The Court held that a s 88 acceptance decision is only concerned with completeness of the application, and that section 92 provides the consent authority with an opportunity to request further information, if required, from the applicant.

Also of note is the finding that s 88 decisions are decisions of an administrative nature rather than a merits-based consideration, and that the court's supervisory jurisdiction (via judicial review) will rarely be engaged when assessing whether a consent application has been properly accepted for processing under s 88.

Adequacy of Information - the notification decision

One of the grounds for review in Aspros was the plaintiff’s allegation that the Council’s decision not to notify was based on inadequate information and therefore the decision should be overturned along with the grant/decline decision.

The High Court addressed the confusion in recent years as to whether adequacy of information was still available as a ground for review of non-notification decision³; concluding that yes, it was.

The Court applied the Discount Brands Ltd v Westfield (New Zealand) Ltd [2005] NZSC 17 standard for determining if the information available to the Council at the time of its notification decision was adequate.

Ultimately the Court concluded that the Council did have adequate information, noting that the applicant’s information was comprehensive (spanning 219 pages) and the Council processing officer also completed independent assessments and obtained advice from other experts within Council.

Therefore the information before the Council met the Discount Brands standard because it was adequate to satisfy the Council of:

 

  1. the nature and scale of the proposed activity;
  2. the adverse effects from the activity;
  3. whether any persons were adversely affected by the proposal; and
  4. whether the information given by the applicant was reliable.

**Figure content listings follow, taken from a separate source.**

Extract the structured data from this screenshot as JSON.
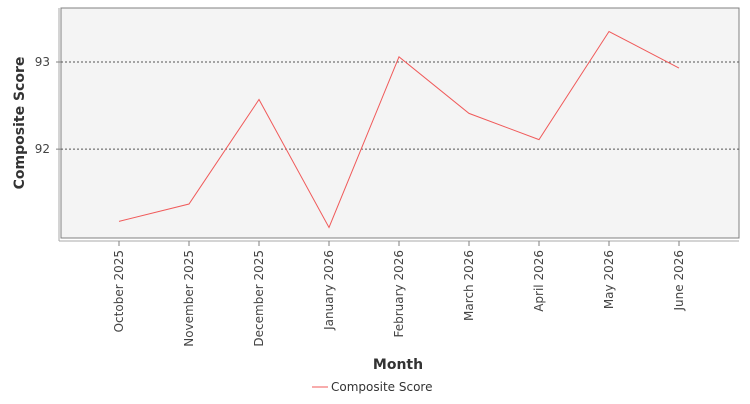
{
  "chart_data": {
    "type": "line",
    "xlabel": "Month",
    "ylabel": "Composite Score",
    "categories": [
      "October 2025",
      "November 2025",
      "December 2025",
      "January 2026",
      "February 2026",
      "March 2026",
      "April 2026",
      "May 2026",
      "June 2026"
    ],
    "series": [
      {
        "name": "Composite Score",
        "color": "#f05a5a",
        "values": [
          91.17,
          91.37,
          92.57,
          91.1,
          93.06,
          92.41,
          92.11,
          93.35,
          92.93
        ]
      }
    ],
    "ylim": [
      90.98,
      93.62
    ],
    "yticks": [
      92,
      93
    ],
    "grid": true,
    "legend_position": "bottom-center"
  }
}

The Court also noted that the level of information in an application should be proportional to the nature and scale of the activity and its effects. Applying this to the facts in Aspros, the Judge held that it was entirely reasonable for the Owner (an architect), and not a professional planner, to have drafted the consent application as the activity was relatively small in nature and effects.

Conclusions

Aspros makes it clear that an acceptance decision under s 88 is not a fertile ground for judicial review.

Aspros is also a timely reminder to ensure that consent applications are supported by comprehensive information proportionate to the scale of the proposal, as this will help protect an applicant against successful judicial review proceedings.

This is especially important during the current COVID-19 context as councils are being asked by the government to fast-track large projects and generally prioritise processing of consent applications to stimulate the economy and support economic recovery.

Whilst these measures are appropriate and likely to be attractive to some developers, it remains important to ensure that consent applications are supported by adequate information as judicial review will remain an avenue for third parties who consider they have been disenfranchised by a council decision to process an application on a non-notified basis.

If you have any questions about the matters raised in this article please get in touch with one of the Adderley Head team.

 

¹ Coro Mainstreet (Inc) v Thames-Coromandel District Council [2013] NZHC 1163 at [40]; upheld in Coro Mainstreet (Inc) v Thames-Coromandel District Court [2013] NZCA 665

² Ministry for the Environment Trends in Resource Management Act implementation: National Monitoring System 2014/15 to 2018/19  (Ministry for the Environment, 09 April 2020) at 36

³ This uncertainty stems from a 2003 amendment to the RMA; where the requirement of adequacy of information was removed from section 93.

 

Disclaimer: This is a brief summary for information purposes only and is not legal advice.